In these blog posts I want to give some details about what happened, how we discovered the problems and how we resolved them.
Cassandra node failure
This time we got several built-in warnings from Instana that alerted us about problems with one of our Cassandra nodes. A single Cassandra node failing in our large clusters is not a problem and does not impact customers since all data is replicated. It is still critical to resolve problems quickly, just in case the underlying problem impacts more nodes.
From the alerts we jumped directly to the affected Cassandra node and checked some key metrics. A good indicator if a Cassandra process is running stable are the JVM metrics: Garbage Collection and Suspension looked off in this case.
For Cassandra we have several service level objectives defined and one of those SLOs makes sure that we do not run out of EBS burst credits for the ST1 volumes. In this case we did run out of burst credits and had to convert the volume back to GP2. After restarting the affected Cassandra node the problem was resolved.

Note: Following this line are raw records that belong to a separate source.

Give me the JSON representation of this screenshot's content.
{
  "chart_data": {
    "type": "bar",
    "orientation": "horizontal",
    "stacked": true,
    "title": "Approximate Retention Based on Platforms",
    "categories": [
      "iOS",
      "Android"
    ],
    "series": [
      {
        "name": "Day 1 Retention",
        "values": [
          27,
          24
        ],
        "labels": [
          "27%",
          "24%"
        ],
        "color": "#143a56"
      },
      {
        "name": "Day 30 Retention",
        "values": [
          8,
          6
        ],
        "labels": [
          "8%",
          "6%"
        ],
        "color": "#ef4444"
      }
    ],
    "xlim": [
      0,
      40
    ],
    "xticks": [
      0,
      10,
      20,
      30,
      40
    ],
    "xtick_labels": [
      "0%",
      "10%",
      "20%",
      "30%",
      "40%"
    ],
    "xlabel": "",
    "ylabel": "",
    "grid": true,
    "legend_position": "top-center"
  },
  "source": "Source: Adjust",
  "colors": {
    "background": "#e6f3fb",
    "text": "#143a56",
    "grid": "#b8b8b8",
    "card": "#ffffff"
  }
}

You can read-up on how to monitor EBS metrics using the AWS sensor here, https://www.instana.com/docs/ecosystem/aws-ebs/
Throughput credits and burst performance: Like
st1uses a burst-bucket model for performance. Volume size determines the baseline throughput of your volume, which is the rate at which the volume accumulates throughput credits. Volume size also determines the burst throughput of your volume, which is the rate at which you can spend credits when they are available. Larger volumes have higher baseline and burst throughput. The more credits your volume has, the longer it can drive I/O at the burst level. Source: https://docs.aws.amazon.com/AWSEC2/latest/UserGuide/ebs-volume-types.html
Using our built-in Cassandra cluster dashboards we can easily verify that the cluster read / write performance is not impacted.
Monitoring burst credits for the ST1 EBS volumes helped us identify the underlying root-cause in this case. Keeping an eye on the ST1 volume burst credits using the AWS UI is a bit cumbersome. Therefore I am glad we monitor these metrics with Instana’s AWS sensor.